Comparative Studies on tRNAs and Aminoacyl-tRNA Synthetases from Various Photosynthetic Organisms

Abstract

Chloroplasts have their own protein synthesizing system, using chloroplast-specific tRNAs which are different from their cytoplasmic counterparts and are coded for by chloroplast DNA (Weil, 1979; Weil and Parthier, 1982). Total chloroplast tRNA can be fractionated by two-dimensional polyacrylamide gel electrophoresis (Burkard et al., 1982) into individual tRNAs, which can be recovered from the gel, identified by aminoacylation and labeled with 32P at their 3′ end using α-32P-ATP and tRNA nucleotidyl transferase (Mubumbila et al., 1980).
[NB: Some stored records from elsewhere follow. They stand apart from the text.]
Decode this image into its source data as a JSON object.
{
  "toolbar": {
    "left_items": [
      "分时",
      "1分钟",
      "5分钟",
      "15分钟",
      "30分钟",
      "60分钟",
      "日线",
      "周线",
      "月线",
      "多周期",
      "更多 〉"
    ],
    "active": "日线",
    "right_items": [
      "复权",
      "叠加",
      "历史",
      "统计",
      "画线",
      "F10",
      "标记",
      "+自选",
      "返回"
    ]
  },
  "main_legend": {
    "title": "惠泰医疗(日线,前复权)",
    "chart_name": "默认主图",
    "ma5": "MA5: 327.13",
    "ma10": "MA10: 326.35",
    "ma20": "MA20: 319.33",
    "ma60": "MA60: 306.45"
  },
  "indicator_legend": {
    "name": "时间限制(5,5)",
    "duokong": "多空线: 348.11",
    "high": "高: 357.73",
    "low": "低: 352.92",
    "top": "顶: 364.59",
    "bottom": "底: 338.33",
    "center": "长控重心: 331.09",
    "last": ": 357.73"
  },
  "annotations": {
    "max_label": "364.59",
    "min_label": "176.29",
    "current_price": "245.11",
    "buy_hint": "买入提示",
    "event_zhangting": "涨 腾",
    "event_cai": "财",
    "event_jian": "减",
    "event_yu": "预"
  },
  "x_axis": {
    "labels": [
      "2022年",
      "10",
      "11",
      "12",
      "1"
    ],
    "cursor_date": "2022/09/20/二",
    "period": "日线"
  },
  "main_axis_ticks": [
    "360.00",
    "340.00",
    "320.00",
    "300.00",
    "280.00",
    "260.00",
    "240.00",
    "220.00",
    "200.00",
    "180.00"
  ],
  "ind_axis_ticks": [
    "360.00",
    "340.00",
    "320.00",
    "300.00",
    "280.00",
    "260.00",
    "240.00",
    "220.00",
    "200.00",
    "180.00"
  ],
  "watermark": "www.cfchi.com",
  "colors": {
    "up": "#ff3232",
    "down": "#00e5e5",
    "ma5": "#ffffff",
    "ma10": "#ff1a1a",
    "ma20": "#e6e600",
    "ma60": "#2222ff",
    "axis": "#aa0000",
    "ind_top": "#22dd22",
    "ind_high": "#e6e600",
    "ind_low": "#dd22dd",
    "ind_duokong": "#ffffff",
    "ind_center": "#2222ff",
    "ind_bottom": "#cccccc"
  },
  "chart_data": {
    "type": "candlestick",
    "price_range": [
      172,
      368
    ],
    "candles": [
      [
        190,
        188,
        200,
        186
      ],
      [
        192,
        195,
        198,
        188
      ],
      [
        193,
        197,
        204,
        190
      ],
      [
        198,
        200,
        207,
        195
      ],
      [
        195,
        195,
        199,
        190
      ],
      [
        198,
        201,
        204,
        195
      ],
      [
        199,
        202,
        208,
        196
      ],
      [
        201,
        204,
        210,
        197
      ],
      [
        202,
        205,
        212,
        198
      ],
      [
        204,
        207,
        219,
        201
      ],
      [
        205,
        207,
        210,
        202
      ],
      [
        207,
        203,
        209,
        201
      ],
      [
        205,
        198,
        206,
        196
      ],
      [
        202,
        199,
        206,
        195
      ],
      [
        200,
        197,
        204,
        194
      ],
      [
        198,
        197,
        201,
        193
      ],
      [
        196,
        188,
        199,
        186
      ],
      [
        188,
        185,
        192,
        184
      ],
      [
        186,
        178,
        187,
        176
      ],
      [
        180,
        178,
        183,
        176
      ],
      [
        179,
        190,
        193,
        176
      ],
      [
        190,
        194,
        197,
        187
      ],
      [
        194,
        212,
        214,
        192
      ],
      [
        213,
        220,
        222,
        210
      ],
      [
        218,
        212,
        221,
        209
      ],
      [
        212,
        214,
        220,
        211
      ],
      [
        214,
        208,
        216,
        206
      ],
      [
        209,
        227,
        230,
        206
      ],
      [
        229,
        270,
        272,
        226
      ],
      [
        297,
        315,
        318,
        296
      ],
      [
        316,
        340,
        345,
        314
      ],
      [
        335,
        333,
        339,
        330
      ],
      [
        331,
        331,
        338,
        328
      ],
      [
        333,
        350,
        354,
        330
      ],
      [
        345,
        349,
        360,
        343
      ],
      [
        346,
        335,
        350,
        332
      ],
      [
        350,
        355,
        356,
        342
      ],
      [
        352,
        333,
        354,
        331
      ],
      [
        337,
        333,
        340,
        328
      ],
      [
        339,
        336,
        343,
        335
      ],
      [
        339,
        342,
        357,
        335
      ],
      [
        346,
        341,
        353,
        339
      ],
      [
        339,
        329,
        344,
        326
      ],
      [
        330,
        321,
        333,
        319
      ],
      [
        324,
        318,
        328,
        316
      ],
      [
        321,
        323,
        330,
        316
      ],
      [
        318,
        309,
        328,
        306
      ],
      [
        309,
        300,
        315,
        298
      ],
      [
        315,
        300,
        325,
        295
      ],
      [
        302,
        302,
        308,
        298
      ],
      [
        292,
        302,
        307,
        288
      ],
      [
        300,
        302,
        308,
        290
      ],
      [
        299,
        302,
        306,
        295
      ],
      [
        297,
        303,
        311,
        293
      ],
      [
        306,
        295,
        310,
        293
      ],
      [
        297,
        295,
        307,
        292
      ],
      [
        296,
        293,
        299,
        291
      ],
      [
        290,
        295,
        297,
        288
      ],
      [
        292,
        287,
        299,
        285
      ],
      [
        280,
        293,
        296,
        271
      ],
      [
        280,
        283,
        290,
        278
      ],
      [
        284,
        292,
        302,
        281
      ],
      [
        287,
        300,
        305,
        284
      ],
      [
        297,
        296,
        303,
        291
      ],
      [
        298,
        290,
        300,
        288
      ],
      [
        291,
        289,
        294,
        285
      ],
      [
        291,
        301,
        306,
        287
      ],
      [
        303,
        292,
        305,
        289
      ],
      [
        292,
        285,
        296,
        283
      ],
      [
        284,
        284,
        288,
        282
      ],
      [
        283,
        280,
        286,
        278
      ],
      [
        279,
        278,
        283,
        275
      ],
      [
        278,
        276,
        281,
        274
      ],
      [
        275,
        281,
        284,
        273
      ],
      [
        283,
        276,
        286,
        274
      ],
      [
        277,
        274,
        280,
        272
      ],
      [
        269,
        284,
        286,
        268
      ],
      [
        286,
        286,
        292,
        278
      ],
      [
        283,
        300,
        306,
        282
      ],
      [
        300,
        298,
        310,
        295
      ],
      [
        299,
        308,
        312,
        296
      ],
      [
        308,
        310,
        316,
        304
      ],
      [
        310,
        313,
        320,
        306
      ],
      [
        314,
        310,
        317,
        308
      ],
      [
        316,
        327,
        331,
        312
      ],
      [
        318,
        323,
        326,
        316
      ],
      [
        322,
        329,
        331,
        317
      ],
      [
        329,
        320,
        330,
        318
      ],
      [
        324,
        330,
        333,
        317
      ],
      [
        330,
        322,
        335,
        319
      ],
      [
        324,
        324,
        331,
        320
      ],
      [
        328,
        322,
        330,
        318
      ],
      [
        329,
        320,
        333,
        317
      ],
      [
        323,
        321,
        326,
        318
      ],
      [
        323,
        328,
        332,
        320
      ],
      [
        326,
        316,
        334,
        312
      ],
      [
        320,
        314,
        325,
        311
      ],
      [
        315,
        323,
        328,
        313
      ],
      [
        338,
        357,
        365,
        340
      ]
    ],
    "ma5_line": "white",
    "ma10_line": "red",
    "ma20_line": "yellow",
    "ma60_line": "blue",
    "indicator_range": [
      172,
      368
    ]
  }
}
Each labeled tRNA can then be hybridized to DNA fragments which have been generated by the action of a restriction endonuclease on chloroplast DNA, fractionated by agarose gel electrophoresis, and transferred to nitrocellulose strips. As the position of these fragments on the circular map of the chloroplast chromosome has been previously determined, this approach allows the localization of the tRNA genes. Such a tRNA gene map was first established in the case of the spinach chloroplast genome (Driesel et al., 1979), which is a circular molecule containing two inverted repeats; each of these inverted repeats contains a set of ribosomal RNA genes, and the spacer located between the 16S and the 23S rRNA gene was shown to contain a tRNAIle gene (Bohnert et al., 1979). Such tRNA gene mapping studies have now been extended to the chloroplast genomes of other photosynthetic organisms.